Infrastructure accesses required

  • DNS & Email Liaisons
  • Web server access
  • Discourse admins
  • Mailing list admins
  • Telegram admins
  • Blog admins
  • Wiki admins
  • Social network admins
  • Facebook groups and pages
  • Twitter access
  • YouTube admins
  • Instagram access
  • Bugzilla admins
  • Github organization access groups

Recognition

  • Individual activity metrics, funneled from various resources will be listed publicly and will serve as the primary medium of recognition.
  • This process will require gradual improvement to be more concise as more and more activity facets are discovered and added in.
  • Individual rewards will be for Mozilla to distribute; the local community will only ensure availability of the data for decision making.
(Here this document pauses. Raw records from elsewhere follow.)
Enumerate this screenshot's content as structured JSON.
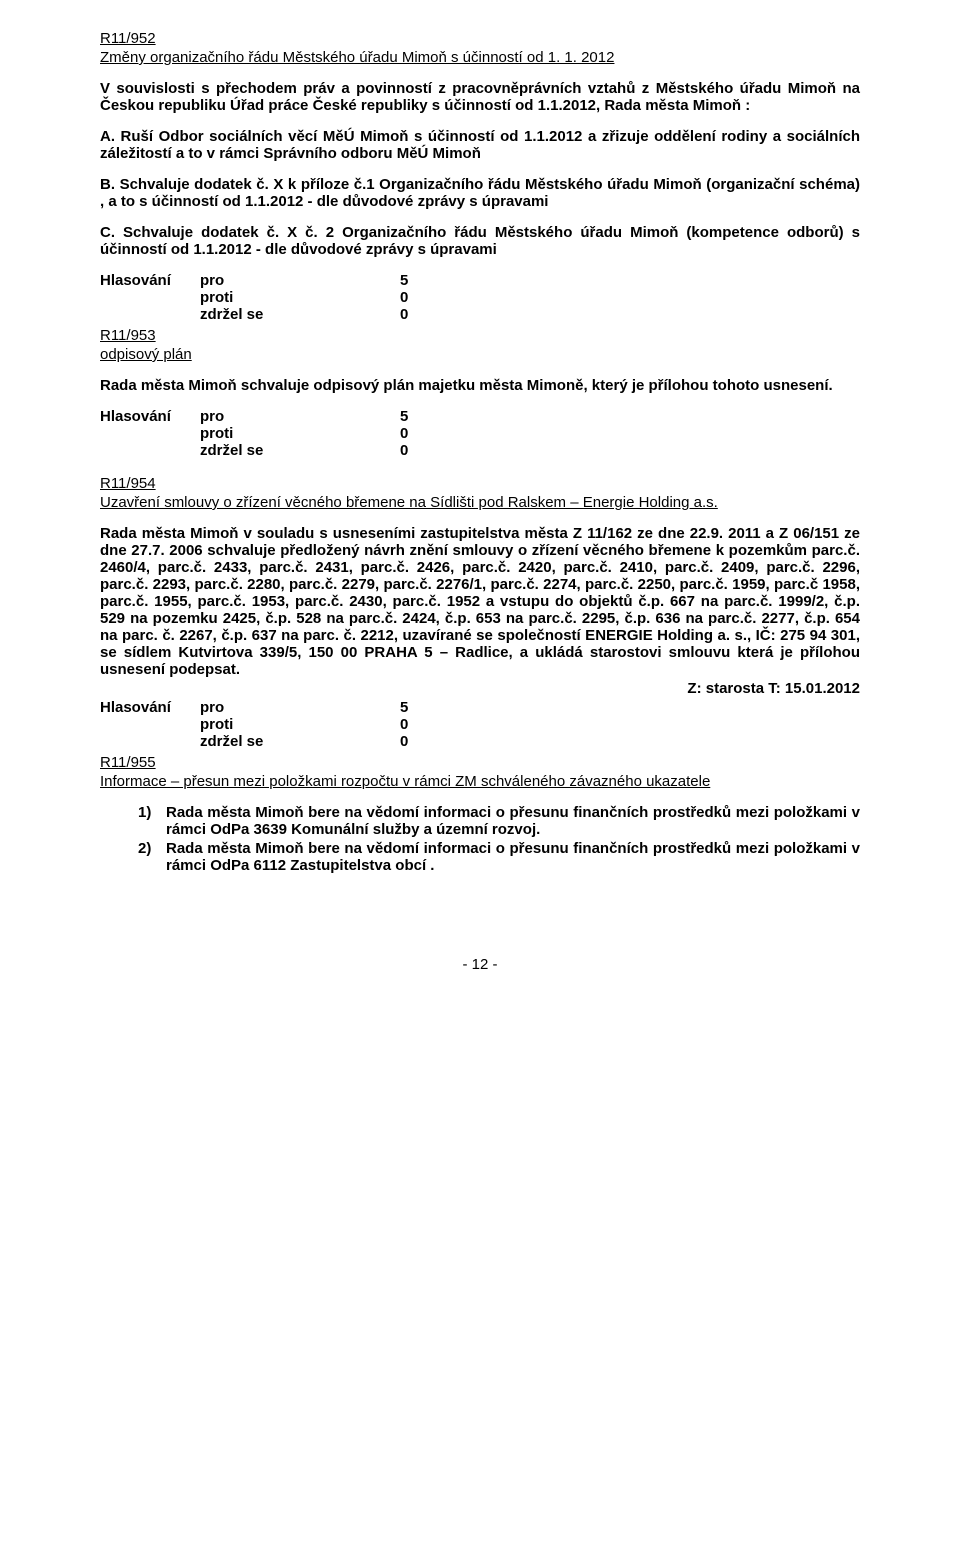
{
  "r952": {
    "id": "R11/952",
    "title": "Změny organizačního řádu Městského úřadu Mimoň s účinností od 1. 1. 2012",
    "intro": "V souvislosti s přechodem práv a povinností z pracovněprávních vztahů z Městského úřadu Mimoň na Českou republiku Úřad práce České republiky s účinností od 1.1.2012, Rada města Mimoň :",
    "itemA": "A. Ruší Odbor sociálních věcí MěÚ Mimoň s účinností od 1.1.2012 a zřizuje oddělení rodiny a sociálních záležitostí a to v rámci Správního odboru MěÚ Mimoň",
    "itemB": "B. Schvaluje dodatek č. X k příloze č.1 Organizačního řádu Městského úřadu Mimoň (organizační schéma) , a to s účinností od 1.1.2012 - dle důvodové zprávy s úpravami",
    "itemC": "C. Schvaluje dodatek č. X č. 2 Organizačního řádu Městského úřadu Mimoň (kompetence odborů) s účinností od 1.1.2012 - dle důvodové zprávy s úpravami"
  },
  "r953": {
    "id": "R11/953",
    "title": "odpisový plán",
    "text": "Rada města Mimoň schvaluje odpisový plán majetku města Mimoně, který je přílohou tohoto usnesení."
  },
  "r954": {
    "id": "R11/954",
    "title": "Uzavření smlouvy o zřízení věcného břemene na Sídlišti pod Ralskem – Energie Holding a.s.",
    "text": "Rada města Mimoň v souladu s usneseními zastupitelstva města Z 11/162 ze dne 22.9. 2011 a Z 06/151 ze dne 27.7. 2006 schvaluje předložený návrh znění smlouvy o zřízení věcného břemene k pozemkům parc.č. 2460/4, parc.č. 2433, parc.č. 2431, parc.č. 2426, parc.č. 2420, parc.č. 2410, parc.č. 2409, parc.č. 2296, parc.č. 2293, parc.č. 2280, parc.č. 2279, parc.č. 2276/1, parc.č. 2274, parc.č. 2250, parc.č. 1959, parc.č 1958, parc.č. 1955, parc.č. 1953, parc.č. 2430, parc.č. 1952 a vstupu do objektů č.p. 667 na parc.č. 1999/2, č.p. 529 na pozemku 2425, č.p. 528 na parc.č. 2424, č.p. 653 na parc.č. 2295, č.p. 636 na parc.č. 2277, č.p. 654 na parc. č. 2267, č.p. 637 na parc. č. 2212, uzavírané se společností ENERGIE Holding a. s., IČ: 275 94 301, se sídlem Kutvirtova 339/5, 150 00 PRAHA 5 – Radlice, a ukládá starostovi smlouvu která je přílohou usnesení podepsat.",
    "note": "Z: starosta  T: 15.01.2012"
  },
  "r955": {
    "id": "R11/955",
    "title": "Informace – přesun mezi položkami rozpočtu v rámci ZM schváleného závazného ukazatele",
    "item1": "Rada města Mimoň bere na vědomí informaci o přesunu finančních prostředků mezi položkami v rámci OdPa 3639 Komunální služby a územní rozvoj.",
    "item2": "Rada města Mimoň bere na vědomí informaci o přesunu finančních prostředků mezi položkami v rámci OdPa 6112 Zastupitelstva obcí ."
  },
  "vote": {
    "label": "Hlasování",
    "pro": "pro",
    "proti": "proti",
    "zdrzel": "zdržel se",
    "pro_n": "5",
    "proti_n": "0",
    "zdrzel_n": "0"
  },
  "list": {
    "b1": "1)",
    "b2": "2)"
  },
  "pagenum": "- 12 -"
}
Self-checks, grievances and arbitration

  • Self-checks can happen in any level, by anyone, by using data and activity log with references.
  • For any issue i.e. coming from the self-checks should be raised to the concerned bodies.
  • Failing to resolve any issue flagged at any level should be documented and escalated.
*    *    *
  • There will be different ways to put forward a grievance for resolution, by different order of anonymity.
  • Grievances (breaking of CoC, inter-personal discomfort, reporting peers/processes etc) has to be directly escalated to the meta team.
  • The lack of escalation steps is there to ensure homogeneous treatments for the issues raised, and not bottleneck at any steps or go unresolved.
*    *    *
  • Arbitration process for any conflict should follow a reason and argument based process.
  • Arbitration process should only come into effect if the members of a team fail to resolve a conflict.
  • Arbitration process should ensure the vision and fundamental principles in order to achieve appropriate resolution.
  • At any step/team if the arbitration process fails to resolve, it is then immediately escalated to the overseeing team to take up.